Let’s start with the basics — selecting a pose is hard. It won’t do to show a subject just standing there, hands at his sides. That would look like a mug shot, at best. When the subject is a person of great historical significance, suggesting dynamism is even more important. You don’t want future generations thinking, “Geez, what a stiff he must have been!”
The best artists have always used small touches to hint at great capacity for action. Michelangelo’s David is cocking his knee ever so slightly and raising his hand to his shoulder. He looks languid, but he could, plausibly, snap into action at a moment’s notice and hurl a rock through somebody’s skull. Any lacrosse coach would weep with joy to sign him. If the sculptor borrowed his subject from the Jews, he took his technique from the Greeks and Romans. The same mixture of grace and power informs the statue of Caesar Augustus that now stands in the Vatican.
But that formula has not served all artists, or all subjects, equally well. When it came to immortalizing great leaders, baroque-era European artists tended to sacrifice motion for stateliness — a word, remember, which means “standing still.” When the subject was a ruler, stillness had political significance. As continental kings solidified their power with the help of standing armies and bureaucracies, they began to see themselves as hubs of frenzied activity, but not participants in it. Louis XIV was the Sun King around whom lesser bodies danced attendance. Like Paulie in Goodfellas, he might have moved slowly, but that was because he didn’t have to move for anyone.To make subjects look grand without looking boring, artists developed a new series of conventions. They stuck people on horseback, as Velazquez did Phillip IV of Spain, or twisted them into three-quarters view, placing hand regally on hip, as Rigaud did Louis XIV. But the problem with these poses is, they look horribly dated; their cultural and political baggage weighs them down. It’s hard to look at Callet’s portrait of Louis XVI — where the king is raising his arm, arching his eyebrows and flaring his nostrils imperiously — and not think, “Smug bastard. How ya feel now?”
These traditions can’t help but bedevil American artists who want to do justice to their heroes. We’re a democratic nation so roi-soleil poses are out. Greco-Roman poses lose some of their power on men who wear a lot of clothes, as most of our worthies, with the exception of Ben Franklin, have tended to do. Washington’s easy — as a former general, he naturally belongs on a horse. Teddy Roosevelt was ham enough to make any posture plausible. Daniel Chester French’s decision to depict Lincoln sitting down was a brilliant stroke. Not only did French deal tactfully with Honest Abe’s bizarre proportions, he managed to make him look somber enough that nobody, not even the bitterest Southern populist, could resent him for being enthroned.

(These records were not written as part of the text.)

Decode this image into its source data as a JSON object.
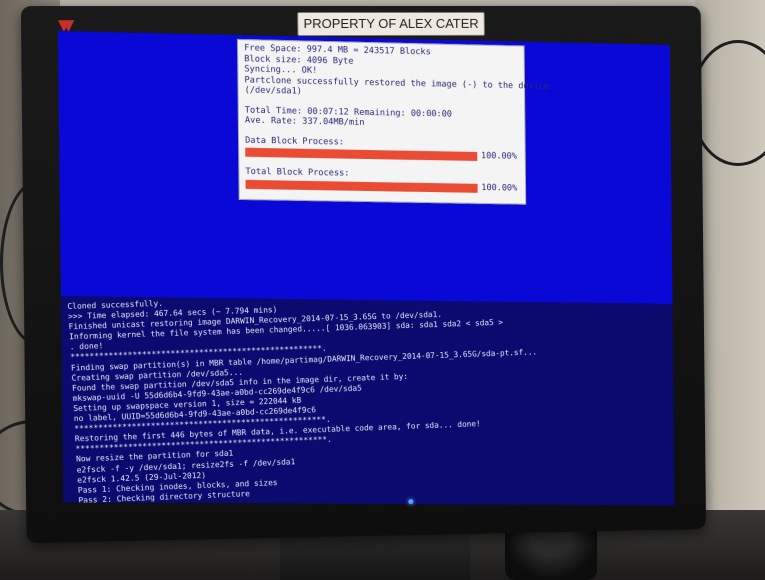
{
  "monitor": {
    "property_label": "PROPERTY OF ALEX CATER"
  },
  "dialog": {
    "lines": [
      "Free Space:   997.4 MB = 243517 Blocks",
      "Block size:   4096 Byte",
      "Syncing... OK!",
      "Partclone successfully restored the image (-) to the device",
      "(/dev/sda1)"
    ],
    "timing": [
      "Total Time: 00:07:12 Remaining: 00:00:00",
      "Ave. Rate: 337.04MB/min"
    ],
    "data_block_label": "Data Block Process:",
    "data_block_percent_text": "100.00%",
    "data_block_fraction": 1.0,
    "total_block_label": "Total Block Process:",
    "total_block_percent_text": "100.00%",
    "total_block_fraction": 1.0,
    "bar_color": "#ea4b35"
  },
  "terminal": {
    "lines": [
      "Cloned successfully.",
      ">>> Time elapsed: 467.64 secs (~ 7.794 mins)",
      "Finished unicast restoring image DARWIN_Recovery_2014-07-15_3.65G to /dev/sda1.",
      "Informing kernel the file system has been changed.....[ 1036.063903]  sda: sda1 sda2 < sda5 >",
      ". done!",
      "*****************************************************.",
      "Finding swap partition(s) in MBR table /home/partimag/DARWIN_Recovery_2014-07-15_3.65G/sda-pt.sf...",
      "Creating swap partition /dev/sda5...",
      "Found the swap partition /dev/sda5 info in the image dir, create it by:",
      "mkswap-uuid  -U 55d6d6b4-9fd9-43ae-a0bd-cc269de4f9c6 /dev/sda5",
      "Setting up swapspace version 1, size = 222044 kB",
      "no label, UUID=55d6d6b4-9fd9-43ae-a0bd-cc269de4f9c6",
      "*****************************************************.",
      "Restoring the first 446 bytes of MBR data, i.e. executable code area, for sda... done!",
      "*****************************************************.",
      "Now resize the partition for sda1",
      "e2fsck -f -y /dev/sda1; resize2fs -f /dev/sda1",
      "e2fsck 1.42.5 (29-Jul-2012)",
      "Pass 1: Checking inodes, blocks, and sizes",
      "Pass 2: Checking directory structure"
    ]
  },
  "icons": {
    "brand": "brand-logo-icon",
    "power_led": "power-led-icon",
    "cursor": "cursor-icon"
  },
  "colors": {
    "screen_blue": "#0a08d6",
    "terminal_bg": "#0b0a6e",
    "dialog_text": "#2a2a7a"
  }
}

King admits of no such obvious approaches. None of the stock poses really works for him. He was a clergyman and peace activist, not a general; a King, not a king. You couldn’t get away with sticking him on horseback, not even if you were trying to evoke the Montgomery bus boycott.
In hindsight, a biblical theme would seem to have been appropriate. But which one? Sorry, but Jesus is out. Moses, who first went to the mountaintop, would have been a good choice, but without a staff or a pair of tablets, what makes Moses, Moses? (Horns would be a bad idea here.) Probably, the thing would have been to depict King with chin and eyes upraised, looking hopeful but pensive as he scans far horizons for a glimpse of the Promised Land. His firsts could be balled, but only in determination — not to slug anyone.
What we’ve got is bad, but it could have been worse. Given the quote, we should feel relieved to note King’s not twirling a baton.